“Letter have got, John?”
“Lessah have got.”
“Take it back. Say, at once.”
“Lessah. At wullunce.”
“Lessah,” he added two moments later. “Catchee lettah, them lady, and she say, she say, go to hellee!”
“What! What’s that, John? She said nothing of the sort!”
“Lessah, said them. No catchee word, that what she mean. Lady, one time she say, she say, go topside when have got plenty leady for come.”
“Go back to your work, John,” said I. And I waited with much dignity, for perhaps ten minutes or so, before I heard any signs of life from the after suite. Then I heard the door pushed back, and saw a head come out, a head with dark tendrils of hair at the white neck’s nape, and two curls at the temple, and as clean and thoroughbred a sweep of jaw and chin as the bows of the Belle Helène herself. She did not look at me, but studiously gazed across the river, pretended to yawn, idly looked back to see if she were followed; as she knew she was not to be.

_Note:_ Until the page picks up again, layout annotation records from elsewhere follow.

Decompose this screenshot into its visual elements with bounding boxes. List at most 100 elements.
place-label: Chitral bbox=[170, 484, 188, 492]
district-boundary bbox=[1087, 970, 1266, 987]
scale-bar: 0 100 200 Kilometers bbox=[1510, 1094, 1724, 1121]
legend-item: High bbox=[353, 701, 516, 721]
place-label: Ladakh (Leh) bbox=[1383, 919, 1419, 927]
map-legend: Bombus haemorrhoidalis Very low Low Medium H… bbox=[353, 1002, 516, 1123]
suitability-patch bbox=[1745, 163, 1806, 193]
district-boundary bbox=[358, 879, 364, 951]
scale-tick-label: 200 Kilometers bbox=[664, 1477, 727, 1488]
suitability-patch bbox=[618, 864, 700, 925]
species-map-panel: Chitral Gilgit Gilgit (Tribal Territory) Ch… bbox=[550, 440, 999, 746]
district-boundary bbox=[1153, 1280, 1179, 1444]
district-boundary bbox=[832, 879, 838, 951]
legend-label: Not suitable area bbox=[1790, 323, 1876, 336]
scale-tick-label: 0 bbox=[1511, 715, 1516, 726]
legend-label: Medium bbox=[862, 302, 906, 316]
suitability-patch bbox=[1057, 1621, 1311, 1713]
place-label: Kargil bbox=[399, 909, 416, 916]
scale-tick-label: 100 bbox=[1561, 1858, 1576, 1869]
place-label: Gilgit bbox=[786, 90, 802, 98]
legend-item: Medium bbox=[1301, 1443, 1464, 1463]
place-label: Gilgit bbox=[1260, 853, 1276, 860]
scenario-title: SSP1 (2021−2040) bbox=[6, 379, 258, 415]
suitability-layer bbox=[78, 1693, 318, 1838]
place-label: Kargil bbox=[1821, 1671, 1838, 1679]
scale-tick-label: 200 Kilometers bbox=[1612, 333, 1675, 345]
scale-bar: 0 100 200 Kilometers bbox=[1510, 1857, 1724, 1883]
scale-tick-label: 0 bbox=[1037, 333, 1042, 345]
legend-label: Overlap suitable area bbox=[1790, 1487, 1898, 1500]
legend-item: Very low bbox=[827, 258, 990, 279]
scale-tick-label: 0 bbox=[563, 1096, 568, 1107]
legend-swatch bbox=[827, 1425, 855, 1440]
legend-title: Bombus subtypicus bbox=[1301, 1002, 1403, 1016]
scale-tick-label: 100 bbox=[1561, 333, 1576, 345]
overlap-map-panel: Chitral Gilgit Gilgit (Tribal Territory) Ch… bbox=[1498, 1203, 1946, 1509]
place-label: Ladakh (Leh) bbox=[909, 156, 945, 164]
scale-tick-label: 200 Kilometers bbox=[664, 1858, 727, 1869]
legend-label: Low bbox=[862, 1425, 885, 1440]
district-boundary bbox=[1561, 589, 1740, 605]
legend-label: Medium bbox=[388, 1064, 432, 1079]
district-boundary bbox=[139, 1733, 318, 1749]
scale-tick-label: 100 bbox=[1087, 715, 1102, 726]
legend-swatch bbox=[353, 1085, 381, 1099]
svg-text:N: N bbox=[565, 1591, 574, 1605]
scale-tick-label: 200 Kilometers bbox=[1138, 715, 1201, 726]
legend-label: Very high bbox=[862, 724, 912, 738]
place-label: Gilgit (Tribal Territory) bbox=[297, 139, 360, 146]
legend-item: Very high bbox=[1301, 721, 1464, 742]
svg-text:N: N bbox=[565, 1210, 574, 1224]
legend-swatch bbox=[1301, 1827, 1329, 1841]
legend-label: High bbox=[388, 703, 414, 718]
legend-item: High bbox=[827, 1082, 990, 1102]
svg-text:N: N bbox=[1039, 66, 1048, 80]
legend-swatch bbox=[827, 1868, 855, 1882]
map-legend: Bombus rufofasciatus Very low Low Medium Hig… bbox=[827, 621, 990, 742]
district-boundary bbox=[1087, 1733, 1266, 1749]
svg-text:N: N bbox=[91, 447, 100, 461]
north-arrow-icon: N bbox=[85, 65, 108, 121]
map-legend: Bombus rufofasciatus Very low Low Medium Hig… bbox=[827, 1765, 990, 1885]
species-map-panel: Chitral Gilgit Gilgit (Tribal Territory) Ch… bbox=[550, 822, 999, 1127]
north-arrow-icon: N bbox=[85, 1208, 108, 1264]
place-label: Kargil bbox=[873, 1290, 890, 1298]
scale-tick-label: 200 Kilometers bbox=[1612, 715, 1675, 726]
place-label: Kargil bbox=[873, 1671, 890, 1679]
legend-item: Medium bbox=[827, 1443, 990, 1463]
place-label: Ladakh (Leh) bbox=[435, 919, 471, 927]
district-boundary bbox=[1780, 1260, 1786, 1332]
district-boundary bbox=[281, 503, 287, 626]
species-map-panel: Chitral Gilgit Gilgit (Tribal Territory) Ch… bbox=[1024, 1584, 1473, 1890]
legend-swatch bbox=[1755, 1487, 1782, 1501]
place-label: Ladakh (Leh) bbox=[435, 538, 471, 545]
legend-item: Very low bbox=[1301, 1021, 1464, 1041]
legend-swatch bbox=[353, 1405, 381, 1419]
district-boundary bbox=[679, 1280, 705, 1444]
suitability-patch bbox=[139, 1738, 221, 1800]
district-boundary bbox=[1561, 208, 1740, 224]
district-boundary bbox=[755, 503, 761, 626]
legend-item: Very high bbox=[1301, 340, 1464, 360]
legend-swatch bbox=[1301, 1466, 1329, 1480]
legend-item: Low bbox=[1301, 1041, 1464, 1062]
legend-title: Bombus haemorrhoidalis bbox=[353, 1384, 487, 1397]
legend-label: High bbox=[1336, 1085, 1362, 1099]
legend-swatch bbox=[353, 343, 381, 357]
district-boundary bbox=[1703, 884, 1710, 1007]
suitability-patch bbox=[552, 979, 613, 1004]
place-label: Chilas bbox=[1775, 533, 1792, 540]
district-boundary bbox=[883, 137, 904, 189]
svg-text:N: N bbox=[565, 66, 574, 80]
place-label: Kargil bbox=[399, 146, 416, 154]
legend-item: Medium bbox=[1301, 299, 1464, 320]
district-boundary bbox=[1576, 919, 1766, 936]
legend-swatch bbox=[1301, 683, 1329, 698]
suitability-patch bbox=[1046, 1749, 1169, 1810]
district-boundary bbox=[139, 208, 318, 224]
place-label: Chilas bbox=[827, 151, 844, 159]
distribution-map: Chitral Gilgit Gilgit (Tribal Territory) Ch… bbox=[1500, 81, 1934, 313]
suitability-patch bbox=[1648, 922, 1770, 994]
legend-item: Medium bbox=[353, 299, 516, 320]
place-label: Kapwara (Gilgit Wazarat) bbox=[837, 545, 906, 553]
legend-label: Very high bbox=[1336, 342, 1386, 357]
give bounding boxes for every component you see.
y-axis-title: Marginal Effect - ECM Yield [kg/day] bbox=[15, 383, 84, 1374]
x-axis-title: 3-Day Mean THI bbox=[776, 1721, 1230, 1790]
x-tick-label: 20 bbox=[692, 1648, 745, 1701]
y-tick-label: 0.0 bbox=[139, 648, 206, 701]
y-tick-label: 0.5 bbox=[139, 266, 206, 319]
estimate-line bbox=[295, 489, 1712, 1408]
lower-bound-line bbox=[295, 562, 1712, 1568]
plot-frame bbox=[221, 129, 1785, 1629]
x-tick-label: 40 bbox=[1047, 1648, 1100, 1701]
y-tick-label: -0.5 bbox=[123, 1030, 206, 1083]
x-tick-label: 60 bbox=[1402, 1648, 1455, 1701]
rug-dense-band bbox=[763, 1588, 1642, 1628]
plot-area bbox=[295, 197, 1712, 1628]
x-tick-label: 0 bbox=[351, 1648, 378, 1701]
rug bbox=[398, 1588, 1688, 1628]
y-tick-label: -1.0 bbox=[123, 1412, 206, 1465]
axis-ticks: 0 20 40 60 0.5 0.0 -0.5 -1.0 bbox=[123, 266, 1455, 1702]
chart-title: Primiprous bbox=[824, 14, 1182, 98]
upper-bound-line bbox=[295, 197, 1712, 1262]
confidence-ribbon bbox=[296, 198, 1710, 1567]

At length, she turned as she stepped out on the deck. She was fresh as the dew itself, and like a rose. All color of rose was the soft skirt she wore, and the little bolero above, blue, with gold buttons, covered a soft rose-colored waist, light and subtle as a spider’s web, stretched from one grass stalk to another of a dewy morning. She was round and slender, and her neck was tall and round, and in the close fashion of dress which women of late have devised, to remind man once more of the ancient Garden, she seemed to me Eve herself, sweet, virginal, as yet in a garden dew-sweet in the morning of the world.
She turned, I say, and by mere chance and in great surprise, discovered me, now cap in hand, and bowing.